The weird part about the story is the odds of all of this actually happening. First of all, how many divers, in their entire diving careers, much less on their Openwater checkout dive, ever even encounter a shark? And second of all, how many even encounter one while holding its intended lunch out in front of him?

Yes, you heard me right, there I was, holding and toying with a small spiny lobster, one eye on my instructor (for some guidance at this point), and the other into the beady, little eyes of an eight foot Nurse Shark.

Now any of you who know anything about Nurses know that they’re usually too darn lazy to confront a Homo sapien, but this one’s stomach must have overcome the laziness thing. Nonetheless, there was something about his look that was definitely non- – threatening. He just wanted my kill (apparently he did not know that the bug wasn’t legal and therefore of no interest to me).

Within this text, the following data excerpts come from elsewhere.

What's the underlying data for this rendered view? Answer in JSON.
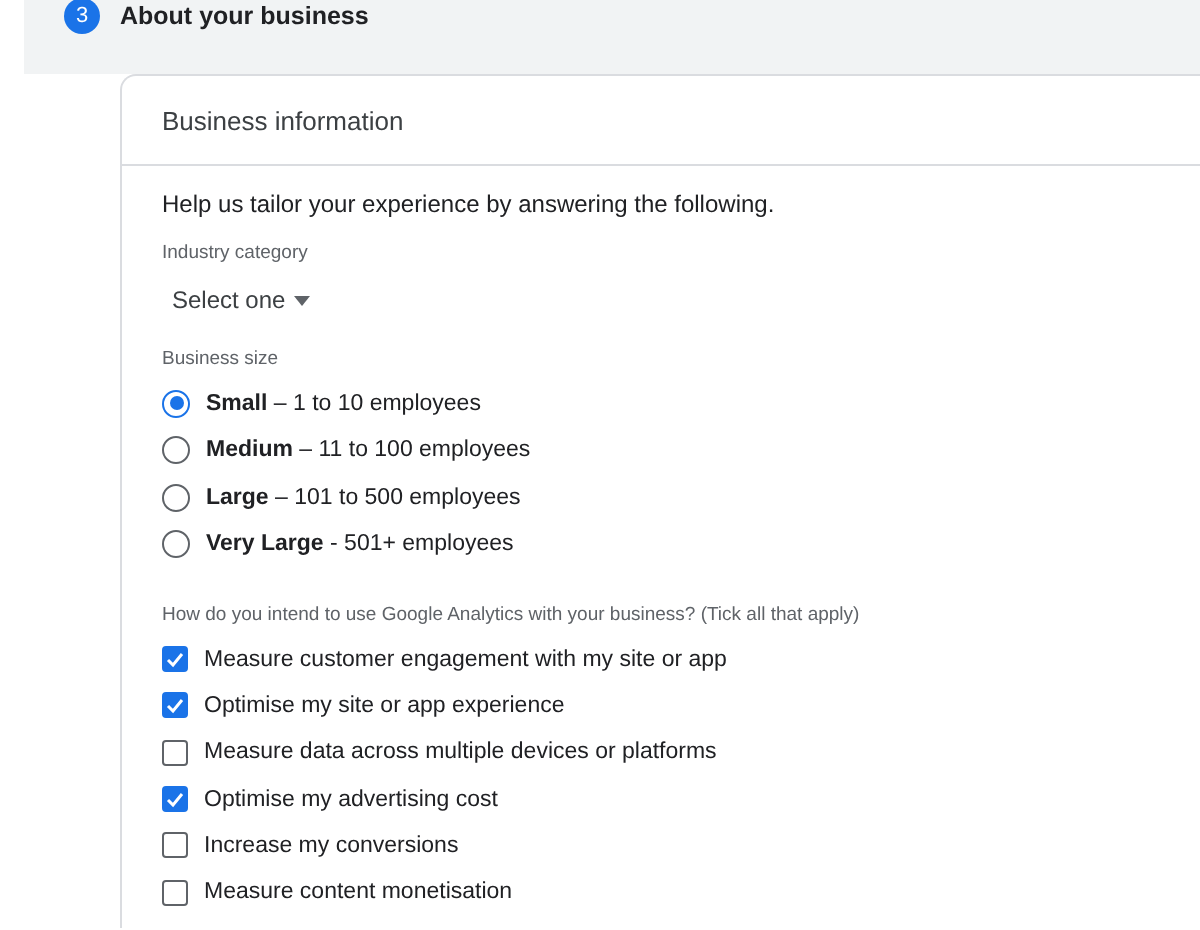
{
  "step": {
    "number": "3",
    "title": "About your business"
  },
  "card": {
    "title": "Business information",
    "intro": "Help us tailor your experience by answering the following.",
    "industry": {
      "label": "Industry category",
      "value": "Select one"
    },
    "size": {
      "label": "Business size",
      "options": [
        {
          "label": "**Small** – 1 to 10 employees",
          "selected": true
        },
        {
          "label": "**Medium** – 11 to 100 employees",
          "selected": false
        },
        {
          "label": "**Large** – 101 to 500 employees",
          "selected": false
        },
        {
          "label": "**Very Large** - 501+ employees",
          "selected": false
        }
      ]
    },
    "usage": {
      "label": "How do you intend to use Google Analytics with your business? (Tick all that apply)",
      "options": [
        {
          "label": "Measure customer engagement with my site or app",
          "checked": true
        },
        {
          "label": "Optimise my site or app experience",
          "checked": true
        },
        {
          "label": "Measure data across multiple devices or platforms",
          "checked": false
        },
        {
          "label": "Optimise my advertising cost",
          "checked": true
        },
        {
          "label": "Increase my conversions",
          "checked": false
        },
        {
          "label": "Measure content monetisation",
          "checked": false
        }
      ]
    }
  }
}
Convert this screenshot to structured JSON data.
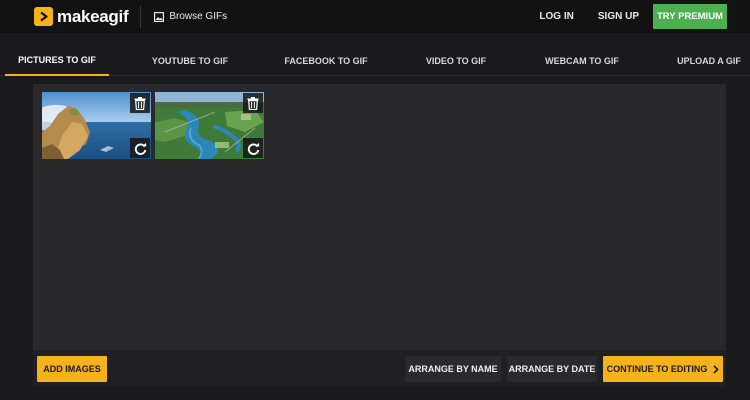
{
  "header": {
    "logo_text": "makeagif",
    "browse_label": "Browse GIFs",
    "login_label": "LOG IN",
    "signup_label": "SIGN UP",
    "premium_label": "TRY PREMIUM",
    "icons": [
      "logo-play-icon",
      "image-icon"
    ]
  },
  "tabs": [
    {
      "label": "PICTURES TO GIF",
      "active": true
    },
    {
      "label": "YOUTUBE TO GIF",
      "active": false
    },
    {
      "label": "FACEBOOK TO GIF",
      "active": false
    },
    {
      "label": "VIDEO TO GIF",
      "active": false
    },
    {
      "label": "WEBCAM TO GIF",
      "active": false
    },
    {
      "label": "UPLOAD A GIF",
      "active": false
    }
  ],
  "images": [
    {
      "subject": "coastal-cliff-photo",
      "icons": [
        "trash-icon",
        "rotate-icon"
      ]
    },
    {
      "subject": "aerial-river-photo",
      "icons": [
        "trash-icon",
        "rotate-icon"
      ]
    }
  ],
  "footer": {
    "add_images_label": "ADD IMAGES",
    "arrange_name_label": "ARRANGE BY NAME",
    "arrange_date_label": "ARRANGE BY DATE",
    "continue_label": "CONTINUE TO EDITING"
  },
  "colors": {
    "accent": "#f5b21b",
    "premium": "#4caf50",
    "background": "#1a1a1c",
    "panel": "#29282b"
  }
}
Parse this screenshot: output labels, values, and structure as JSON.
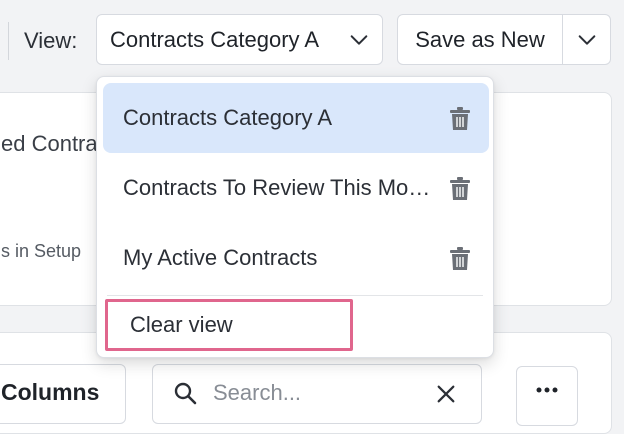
{
  "toolbar": {
    "view_label": "View:",
    "view_select_value": "Contracts Category A",
    "save_as_new_label": "Save as New"
  },
  "background": {
    "card_title_partial": "ed Contra",
    "card_sub_partial": "s in Setup",
    "columns_label": "Columns",
    "search_placeholder": "Search...",
    "more_label": "•••"
  },
  "dropdown": {
    "items": [
      {
        "label": "Contracts Category A",
        "selected": true
      },
      {
        "label": "Contracts To Review This Month",
        "selected": false
      },
      {
        "label": "My Active Contracts",
        "selected": false
      }
    ],
    "clear_view_label": "Clear view"
  },
  "colors": {
    "selected_bg": "#d9e7fb",
    "highlight_border": "#e0668d",
    "icon_gray": "#6b6f76"
  }
}
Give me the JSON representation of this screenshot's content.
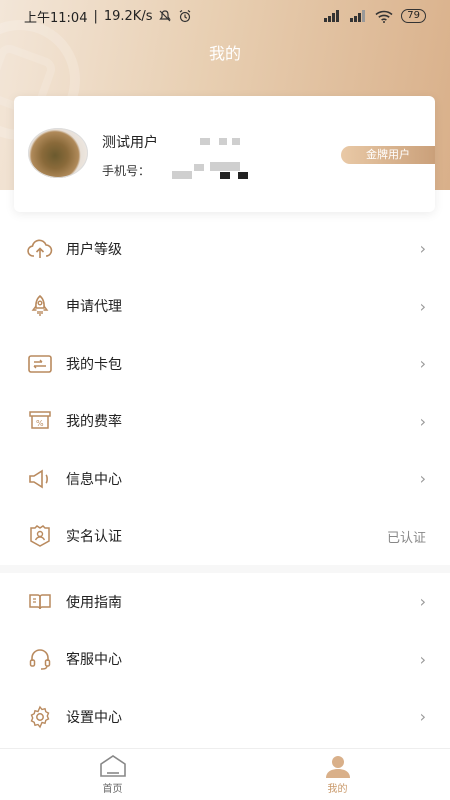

After listening to the sound of my own respiration for what seemed like about 700-lbs. worth. I finally made a command decision and gently placed the little creature in the sand, and slowly backed away from it, barely moving as both it and the Nurse took off to my right (away from my fellow divers) and continued on to close another link in the food chain.

Did I learn anything from this? You bet I did. As a student, I learned to stick with my dive instructor and not go pickin’ up stuff unless I give some sort of a signal that I’m going to before hand. I learned that even gentle creatures can get ticked off it it’s lunchtime and you’re holdin the Big Mac, and I further learned that some Sharks don’t even know what a lobster gauge is.